Spurred by a need for oil, fats, and meal during wartime, America doubled its production of soy crops in the 1940s. This corresponds well with Dr. Morse’s travel to China where he researched soybeans and gathered more than 10,000 soybean varieties. A contributing factor of the rise of soybean production in American is due to the varieties Morse brought back with him.
In 2000, America produced roughly 75 million metric tons of soybeans which are either fed to animals or exported, though the consumption of soy in the US continues to rise.
Basically, soy has exploded in popularity because it's easy to produce and has a nutrient profile that makes it valuable for humans and animals to eat.
Here is Dr. Sara Gottfried’s science-based perspective on eating soy from her book The Hormone Reset Diet.
Small amounts of whole soy, preferably organic and fermented, have been shown to be a great choice when you go meatless.
Allow us to unravel the mysteries of soy and offer sane, evidence-based rules for consuming soy.

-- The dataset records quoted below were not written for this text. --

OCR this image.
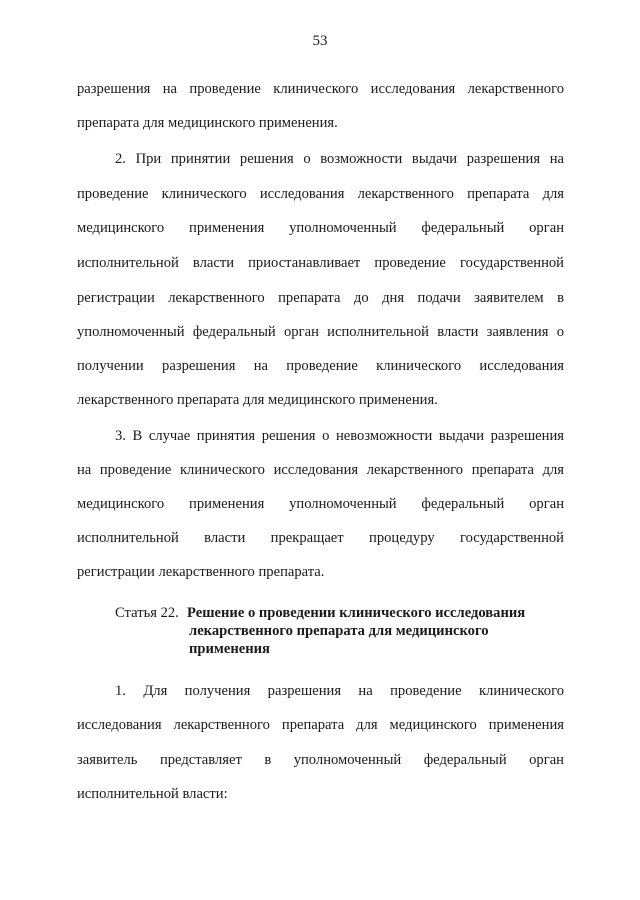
53
разрешения на проведение клинического исследования лекарственного
препарата для медицинского применения.
2. При принятии решения о возможности выдачи разрешения на
проведение клинического исследования лекарственного препарата для
медицинского применения уполномоченный федеральный орган
исполнительной власти приостанавливает проведение государственной
регистрации лекарственного препарата до дня подачи заявителем в
уполномоченный федеральный орган исполнительной власти заявления о
получении разрешения на проведение клинического исследования
лекарственного препарата для медицинского применения.
3. В случае принятия решения о невозможности выдачи разрешения
на проведение клинического исследования лекарственного препарата для
медицинского применения уполномоченный федеральный орган
исполнительной власти прекращает процедуру государственной
регистрации лекарственного препарата.
Статья 22. Решение о проведении клинического исследования
лекарственного препарата для медицинского
применения
1. Для получения разрешения на проведение клинического
исследования лекарственного препарата для медицинского применения
заявитель представляет в уполномоченный федеральный орган
исполнительной власти:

Here's what you need to know:
1. Avoid GM soy.
Genetically modified (GM) soy crops were widely introduced in 1996, and today up to 94 percent of soy available in American grocery stores has been genetically modified. Unfortunately, there is evidence that GM crops cause harm to your gut, microbiome, sex hormones (including aromatase, which is involved in estrogen synthesis), and insulin. For this reason, assume GM soy is guilty of harm to your body until proven innocent, and you are advised to avoid it by choosing organic whole soy or soy that is labeled “Non-GMO.”
2. Eat whole soy.
In Asian countries, people eat moderate amounts of whole soy as part of a healthy diet. In the United States, Big Food pushes weird and highly processed foods under the guise that it’s healthy. Does “soy protein isolate” sound like a good idea? Instead of eating the whole-food version of soy, we try to isolate the “healthy” part, and it may be the reason behind the conflicting results, and by extension, the confusion about whether soy is good or bad for you. We recommend eating only whole soy—not the isolates, not the processed version, but fresh soy food, such as organic tofu and Edamame.
3. Eat fermented soy such as miso and tempeh.
Several recent studies show that fermented soy at a dose of approximately 60 grams per day raises progesterone, lowers cholesterol, and prevents hyperglycemia. Fermentation removes genetically modified components.
Don’t let soy confuse you. Eat whole and non-GM soy, preferably fermented. If your thyroid is slow, limit yourself to two servings of whole soy per week.
There you have it, with these simple guidelines in place you pick soy options that support your health and hormone goals.